Foreign Influence in US Politics
Paper
Author: Max Miller
Nbr. Publication(s): 2
Position: PhD student
Affiliation: University of Pennsylvania, The Wharton School
Member of PolEconFin since: 07 Jul 2021
We provide the first large-sample evidence of foreign influence in US politics, showing that meetings between foreign countries and legislators affect government resource allocation directly for countries and indirectly for firms. To do so, we introduce a comprehensive dataset of date-stamped meetings between foreign countries and individual US legislators, spanning 2000 to 2018 and covering 146 countries, 1,200 US legislators, and 10 Congresses.
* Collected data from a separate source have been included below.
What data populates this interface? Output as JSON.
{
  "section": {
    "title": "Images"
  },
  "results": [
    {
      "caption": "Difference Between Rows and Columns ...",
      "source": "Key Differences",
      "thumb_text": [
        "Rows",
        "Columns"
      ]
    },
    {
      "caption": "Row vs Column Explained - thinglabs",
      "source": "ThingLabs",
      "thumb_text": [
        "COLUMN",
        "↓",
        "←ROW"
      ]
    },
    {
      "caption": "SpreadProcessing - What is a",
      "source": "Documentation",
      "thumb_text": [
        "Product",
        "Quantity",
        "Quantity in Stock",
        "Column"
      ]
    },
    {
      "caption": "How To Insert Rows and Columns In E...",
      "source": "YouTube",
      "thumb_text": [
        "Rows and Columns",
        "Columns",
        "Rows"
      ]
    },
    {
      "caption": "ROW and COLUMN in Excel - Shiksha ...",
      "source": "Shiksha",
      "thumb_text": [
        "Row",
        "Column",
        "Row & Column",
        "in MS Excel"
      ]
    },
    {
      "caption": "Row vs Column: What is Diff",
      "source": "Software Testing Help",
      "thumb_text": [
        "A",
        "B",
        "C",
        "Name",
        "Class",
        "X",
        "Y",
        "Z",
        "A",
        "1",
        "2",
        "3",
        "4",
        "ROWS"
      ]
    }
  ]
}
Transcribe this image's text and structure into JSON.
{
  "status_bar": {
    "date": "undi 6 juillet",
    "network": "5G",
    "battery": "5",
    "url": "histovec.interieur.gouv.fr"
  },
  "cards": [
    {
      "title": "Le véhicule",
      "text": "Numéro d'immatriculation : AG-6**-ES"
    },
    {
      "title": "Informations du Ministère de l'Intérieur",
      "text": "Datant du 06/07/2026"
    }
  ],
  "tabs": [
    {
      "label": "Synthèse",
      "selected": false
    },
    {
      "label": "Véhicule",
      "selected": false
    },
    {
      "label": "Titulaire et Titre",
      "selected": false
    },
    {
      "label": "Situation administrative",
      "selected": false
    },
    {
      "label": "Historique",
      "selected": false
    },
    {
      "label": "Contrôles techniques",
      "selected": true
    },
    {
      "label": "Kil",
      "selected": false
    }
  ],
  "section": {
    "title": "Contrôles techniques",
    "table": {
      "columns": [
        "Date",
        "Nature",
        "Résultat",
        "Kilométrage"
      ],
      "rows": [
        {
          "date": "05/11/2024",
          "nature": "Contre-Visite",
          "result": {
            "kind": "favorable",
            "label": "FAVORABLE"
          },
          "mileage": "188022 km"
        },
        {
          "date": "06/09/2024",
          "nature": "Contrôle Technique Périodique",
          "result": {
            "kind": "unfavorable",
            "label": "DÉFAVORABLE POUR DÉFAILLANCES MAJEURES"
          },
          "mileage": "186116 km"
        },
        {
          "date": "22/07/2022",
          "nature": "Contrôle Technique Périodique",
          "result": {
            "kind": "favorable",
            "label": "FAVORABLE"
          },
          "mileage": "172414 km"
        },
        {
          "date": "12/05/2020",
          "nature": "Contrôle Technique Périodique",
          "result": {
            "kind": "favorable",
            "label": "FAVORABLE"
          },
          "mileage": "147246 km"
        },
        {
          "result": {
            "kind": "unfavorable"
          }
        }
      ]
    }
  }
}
From this new dataset, three facts emerge: (1) foreign countries lobby most intensely for trade and the economy, (2) meetings are positively related to legislator lawmaking effectiveness and past employment connections with lobbyists while they are unrelated to political ideology, and (3) foreign countries maintain connections with all legislators even after they depart from committees that are important in allocating public resources. Using legislator deaths as a shock to connections, our estimates imply a per-meeting direct loss of US$5.7 million to countries in foreign aid and indirect loss to foreign firms in state subsidies and government contracts amounting to US$250,000. Overall, these results highlight the significance of foreign influence in the US and present new observations to guide work in economics, public finance, and political science.